Holi

Holi ist das mit Abstand beliebteste Fest der vielen traditionellen Zeremonien des indischen Subkontinents. Die Wurzeln des Festes Holi reichen weit in die Vergangenheit zurück und dementsprechend tief verankert ist es auch im religiösen Bewusstsein Indiens.
Am Vollmondtag des Monates Phalguna, der sich zwischen den Monaten Februar und März befindet, werden im ganzen Land Feuer entzündet, Leute gehen auf die Strassen und verbrennen Strohfiguren. Bei dieser rituellen Verbrennung der Dämonin Holika feiern die Leute den Sieg des Guten über das Böse. Danach wird während bis zu zehn Tagen ausgelassen gefeiert, getanzt und gegessen.
Farben und Tänze spielen bei Holi eine zentrale Rolle: traditionell werden Gäste und Leute auf der Strasse mit Farbe bepinselt, besprengt oder gar mit Pulver bestreut. Egal, welcher Kaste, welchem Geschlecht, Alter oder Rang man angehört, die strengen sozialen und religiösen Grenzen verwischen für einen Moment.

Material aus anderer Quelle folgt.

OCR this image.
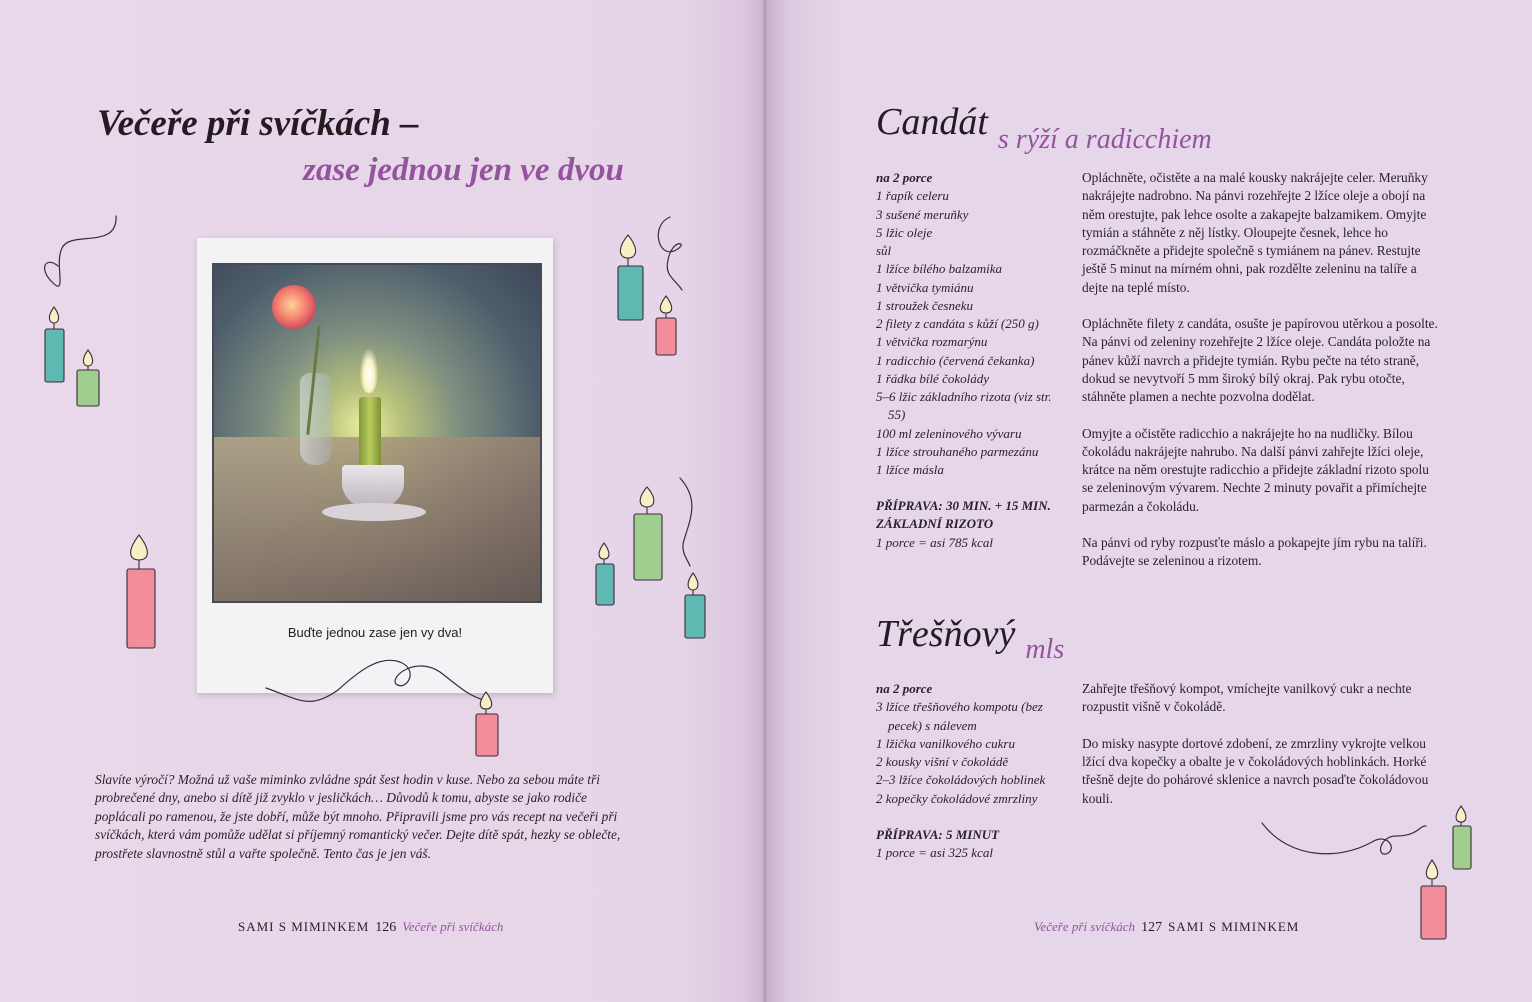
Večeře při svíčkách –
zase jednou jen ve dvou
Buďte jednou zase jen vy dva!

Slavíte výročí? Možná už vaše miminko zvládne spát šest hodin v kuse. Nebo za sebou máte tři probrečené dny, anebo si dítě již zvyklo v jesličkách… Důvodů k tomu, abyste se jako rodiče poplácali po ramenou, že jste dobří, může být mnoho. Připravili jsme pro vás recept na večeři při svíčkách, která vám pomůže udělat si příjemný romantický večer. Dejte dítě spát, hezky se oblečte, prostřete slavnostně stůl a vařte společně. Tento čas je jen váš.

SAMI S MIMINKEM 126 Večeře při svíčkách
Candát s rýží a radicchiem
na 2 porce
1 řapík celeru
3 sušené meruňky
5 lžic oleje
sůl
1 lžíce bílého balzamika
1 větvička tymiánu
1 stroužek česneku
2 filety z candáta s kůží (250 g)
1 větvička rozmarýnu
1 radicchio (červená čekanka)
1 řádka bílé čokolády
5–6 lžic základního rizota (viz str. 55)
100 ml zeleninového vývaru
1 lžíce strouhaného parmezánu
1 lžíce másla

PŘÍPRAVA: 30 MIN. + 15 MIN. ZÁKLADNÍ RIZOTO
1 porce = asi 785 kcal

Opláchněte, očistěte a na malé kousky nakrájejte celer. Meruňky nakrájejte nadrobno. Na pánvi rozehřejte 2 lžíce oleje a obojí na něm orestujte, pak lehce osolte a zakapejte balzamikem. Omyjte tymián a stáhněte z něj lístky. Oloupejte česnek, lehce ho rozmáčkněte a přidejte společně s tymiánem na pánev. Restujte ještě 5 minut na mírném ohni, pak rozdělte zeleninu na talíře a dejte na teplé místo.

Opláchněte filety z candáta, osušte je papírovou utěrkou a posolte. Na pánvi od zeleniny rozehřejte 2 lžíce oleje. Candáta položte na pánev kůží navrch a přidejte tymián. Rybu pečte na této straně, dokud se nevytvoří 5 mm široký bílý okraj. Pak rybu otočte, stáhněte plamen a nechte pozvolna dodělat.

Omyjte a očistěte radicchio a nakrájejte ho na nudličky. Bílou čokoládu nakrájejte nahrubo. Na další pánvi zahřejte lžíci oleje, krátce na něm orestujte radicchio a přidejte základní rizoto spolu se zeleninovým vývarem. Nechte 2 minuty povařit a přimíchejte parmezán a čokoládu.

Na pánvi od ryby rozpusťte máslo a pokapejte jím rybu na talíři. Podávejte se zeleninou a rizotem.

Třešňový mls
na 2 porce
3 lžíce třešňového kompotu (bez pecek) s nálevem
1 lžička vanilkového cukru
2 kousky višní v čokoládě
2–3 lžíce čokoládových hoblinek
2 kopečky čokoládové zmrzliny

PŘÍPRAVA: 5 MINUT
1 porce = asi 325 kcal

Zahřejte třešňový kompot, vmíchejte vanilkový cukr a nechte rozpustit višně v čokoládě.

Do misky nasypte dortové zdobení, ze zmrzliny vykrojte velkou lžící dva kopečky a obalte je v čokoládových hoblinkách. Horké třešně dejte do pohárové sklenice a navrch posaďte čokoládovou kouli.

Večeře při svíčkách 127 SAMI S MIMINKEM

Atharshan (11 Jahre) aus Sri Lanka
«Das Fest findet im März statt. Bei diesem Fest werden komische Sachen gemacht, die man sonst nicht macht. Tanzen, sich mit Farben bewerfen und zu Gott beten. Bei diesem Fest tragen wir weisse Kleider. Das Fest wird hier in der Schweiz nicht gefeiert, nur in Sri Lanka. Deshalb weiss ich auch nicht so viel darüber.»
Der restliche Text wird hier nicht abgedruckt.